Storage & Make-Ahead

To make ahead, assemble the dip through Step 5, cover tightly, and refrigerate up to 24 hours. When ready to serve, uncover and bake at 375°F (190°C) for 22–25 minutes (it may need a few extra minutes since it is starting cold), then broil briefly if desired.

Leftover dip can be cooled completely, then covered and refrigerated for up to 3–4 days. Reheat portions in the microwave in 20–30 second bursts, stirring between each, or reheat the whole skillet covered with foil in a 350°F (175°C) oven for 15–20 minutes, until hot and melty again.
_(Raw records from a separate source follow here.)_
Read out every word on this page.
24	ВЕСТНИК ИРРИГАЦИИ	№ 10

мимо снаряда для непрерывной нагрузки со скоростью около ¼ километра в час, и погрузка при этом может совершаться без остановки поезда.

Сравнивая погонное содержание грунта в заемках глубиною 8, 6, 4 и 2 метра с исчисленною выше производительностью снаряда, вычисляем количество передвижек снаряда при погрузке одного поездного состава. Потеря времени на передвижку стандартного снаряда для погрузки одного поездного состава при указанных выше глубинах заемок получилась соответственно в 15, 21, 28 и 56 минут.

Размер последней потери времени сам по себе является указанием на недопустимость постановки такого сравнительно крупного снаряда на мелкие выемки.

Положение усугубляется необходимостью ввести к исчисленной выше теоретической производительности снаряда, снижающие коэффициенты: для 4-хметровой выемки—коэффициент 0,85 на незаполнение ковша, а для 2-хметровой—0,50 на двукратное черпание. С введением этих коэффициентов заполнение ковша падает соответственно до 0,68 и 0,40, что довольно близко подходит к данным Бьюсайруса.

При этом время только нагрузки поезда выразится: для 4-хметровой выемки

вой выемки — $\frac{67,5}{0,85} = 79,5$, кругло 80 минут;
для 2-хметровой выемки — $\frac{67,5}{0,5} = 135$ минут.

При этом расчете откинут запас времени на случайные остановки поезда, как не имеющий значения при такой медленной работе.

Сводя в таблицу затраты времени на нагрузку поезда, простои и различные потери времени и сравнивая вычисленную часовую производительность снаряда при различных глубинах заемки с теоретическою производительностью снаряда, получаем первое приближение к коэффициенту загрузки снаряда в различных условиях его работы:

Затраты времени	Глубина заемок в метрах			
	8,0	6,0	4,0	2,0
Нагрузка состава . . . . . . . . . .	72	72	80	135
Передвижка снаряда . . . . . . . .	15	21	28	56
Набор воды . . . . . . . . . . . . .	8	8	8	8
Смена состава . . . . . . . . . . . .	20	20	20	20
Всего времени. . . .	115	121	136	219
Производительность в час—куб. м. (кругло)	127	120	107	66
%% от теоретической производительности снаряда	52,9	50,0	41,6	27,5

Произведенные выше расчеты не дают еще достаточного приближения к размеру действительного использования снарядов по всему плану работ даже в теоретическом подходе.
This dip does not freeze well due to the dairy, so it is best enjoyed fresh or from the fridge.

Nutrition (per serving)

Approximate values for 1 of 10 servings of dip (not including dippers): about 265 calories, 18 g fat, 6 g saturated fat, 4 g carbohydrates, 0 g fiber, 2 g sugar, 18 g protein, and 600–700 mg sodium. Actual nutrition will vary based on specific brands of ranch, cheeses, and hot sauce, as well as your choice and amount of dippers.